L’objet, qui pour la conscience de soi est le négatif, est cependant de son côté tout autant retourné en lui-même pour nous ou en soi que c’est le cas par ailleurs de la conscience. Par cette réflexion en soi il est devenu vie. Ce que la conscience de soi distingue de soi-même comme étant a, étant posé comme étant, non seulement chez soi la modalité de la certitude sensible et de la perception, mais est être réfléchi en soi, et l’objet du désir immédiat est quelque chose de vivant. L’En soi, en effet, le résultat universel du rapport de l’entendement à | 105 | l’intérieur des choses, est la différenciation du non-différenciable, ou encore, l’unité du différencié. Mais comme nous l’avons vu, cette unité est tout autant son repoussement de soi-même, et ce concept se scinde en l’opposition de la conscience de soi et de la vie ; la première étant l’unité pour laquelle l’unité infinie des différences est ; tandis que la seconde n’est que cette unité elle-même, telle qu’elle n’est pas en même temps pour soi-même. Si donc la conscience est autonome, tout aussi autonome est en soi son objet. C’est pourquoi la conscience de soi, qui est tout simplement un pour soi et qui désigne immédiatement son objet par le caractère du négatif, ou qui est d’abord désir, fera bien plutôt l’expérience de l’autonomie de celui-ci.

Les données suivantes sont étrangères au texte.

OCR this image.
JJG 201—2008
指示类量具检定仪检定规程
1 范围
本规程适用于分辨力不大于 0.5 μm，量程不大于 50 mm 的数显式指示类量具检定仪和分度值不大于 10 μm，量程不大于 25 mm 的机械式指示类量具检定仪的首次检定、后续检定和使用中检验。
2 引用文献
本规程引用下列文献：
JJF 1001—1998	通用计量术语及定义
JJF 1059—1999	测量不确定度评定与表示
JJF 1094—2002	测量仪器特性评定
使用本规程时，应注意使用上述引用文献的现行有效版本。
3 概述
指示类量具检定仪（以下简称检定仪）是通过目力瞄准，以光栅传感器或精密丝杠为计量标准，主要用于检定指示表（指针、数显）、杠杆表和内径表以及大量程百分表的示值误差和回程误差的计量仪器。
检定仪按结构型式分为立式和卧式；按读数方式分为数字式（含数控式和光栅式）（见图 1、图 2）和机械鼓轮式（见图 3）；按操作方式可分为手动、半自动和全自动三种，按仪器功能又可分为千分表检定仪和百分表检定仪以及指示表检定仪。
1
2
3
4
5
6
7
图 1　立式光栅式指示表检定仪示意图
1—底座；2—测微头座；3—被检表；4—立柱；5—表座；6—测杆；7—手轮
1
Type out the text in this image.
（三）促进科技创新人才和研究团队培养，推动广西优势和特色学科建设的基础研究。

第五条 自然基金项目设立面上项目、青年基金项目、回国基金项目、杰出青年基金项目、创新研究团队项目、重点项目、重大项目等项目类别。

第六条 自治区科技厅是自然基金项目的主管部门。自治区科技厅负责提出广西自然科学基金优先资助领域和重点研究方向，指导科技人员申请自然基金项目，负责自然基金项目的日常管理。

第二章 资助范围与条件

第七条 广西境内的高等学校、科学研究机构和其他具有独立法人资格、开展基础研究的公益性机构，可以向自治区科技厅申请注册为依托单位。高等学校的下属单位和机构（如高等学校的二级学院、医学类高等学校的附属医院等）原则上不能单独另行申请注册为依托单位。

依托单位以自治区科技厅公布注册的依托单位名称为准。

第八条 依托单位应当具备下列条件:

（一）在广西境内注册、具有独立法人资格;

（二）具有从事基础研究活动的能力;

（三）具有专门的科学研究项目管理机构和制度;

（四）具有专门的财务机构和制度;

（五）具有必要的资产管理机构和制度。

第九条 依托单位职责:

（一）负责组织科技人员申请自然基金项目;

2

La détermination de la vie, telle qu’elle ressort du concept ou du résultat universel munis desquels nous pénétrons dans cette sphère, suffit à la désigner, sans qu’il faille, partant de là, développer plus avant sa nature ; le cycle de cette détermination se ferme et conclut dans et selon les moments suivants. L’essence est l’infinité, en tant qu’abolescence de toutes les différences, le pur mouvement de rotation axiale, le repos de ce mouvement lui-même en tant qu’infinité absolument inquiète ; puis elle est autonomie proprement dite, en laquelle sont dissoutes les différences du mouvement ; puis l’essence simple du temps, qui a dans cette identité à soi-même la pure et dense figure de l’espace. Mais | 106 | les différences sont bien là, tout aussi bien, en tant que différences, à même ce medium universel simple ; car cette fluidité universelle n’a sa nature négative qu’en étant abolition de celles-ci ; or elle ne peut abolir les instances différenciées si celles-ci n’ont pas de pérexistence. C’est précisément cette fluidité, en tant qu’autonomie identique à soi, qui est elle-même la pérexistence, ou la substance de celles-ci, en laquelle ces différences sont donc comme autant de membres différents et de parties qui sont pour soi. L’être n’a plus la signification de l’abstraction de l’être, non plus que leur pure essentialité n’a celle de l’abstraction de l’universalité ; leur être est au contraire précisément cette substance fluide simple du pur mouvement en soi-même. Mais la différence de ces membres les uns par rapport aux autres, en tant que différence, ne consiste absolument pas en une autre déterminité que celle des moments de l’infinité ou du pur mouvement lui-même.

Les membres autonomes sont pour soi ; mais cet être pour soi est au contraire tout aussi immédiatement leur réflexion dans l’unité que cette unité est le dédoublement en les figures autonomes. L’unité est scindée parce qu’elle est unité absolument négative ou infinie ; et parce qu’elle est la pérexistence, la différence n’a également d’autonomie que chez elle. Cette autonomie de la figure apparaît comme quelque chose de déterminé, quelque chose pour autre chose, étant donné qu’elle est quelque chose de scindé ; et dans cette mesure, l’abolition de la scission s’opère par l’intervention d’un autre. | 107 | Mais cette abolition est tout autant sise chez elle-même ; car cette fluidité dont nous parlions, précisément, est la substance des figures autonomes ; or cette substance est infinie ; c’est pourquoi la figure est dans sa pérexistence même la scission en deux, l’abolition de son être pour soi.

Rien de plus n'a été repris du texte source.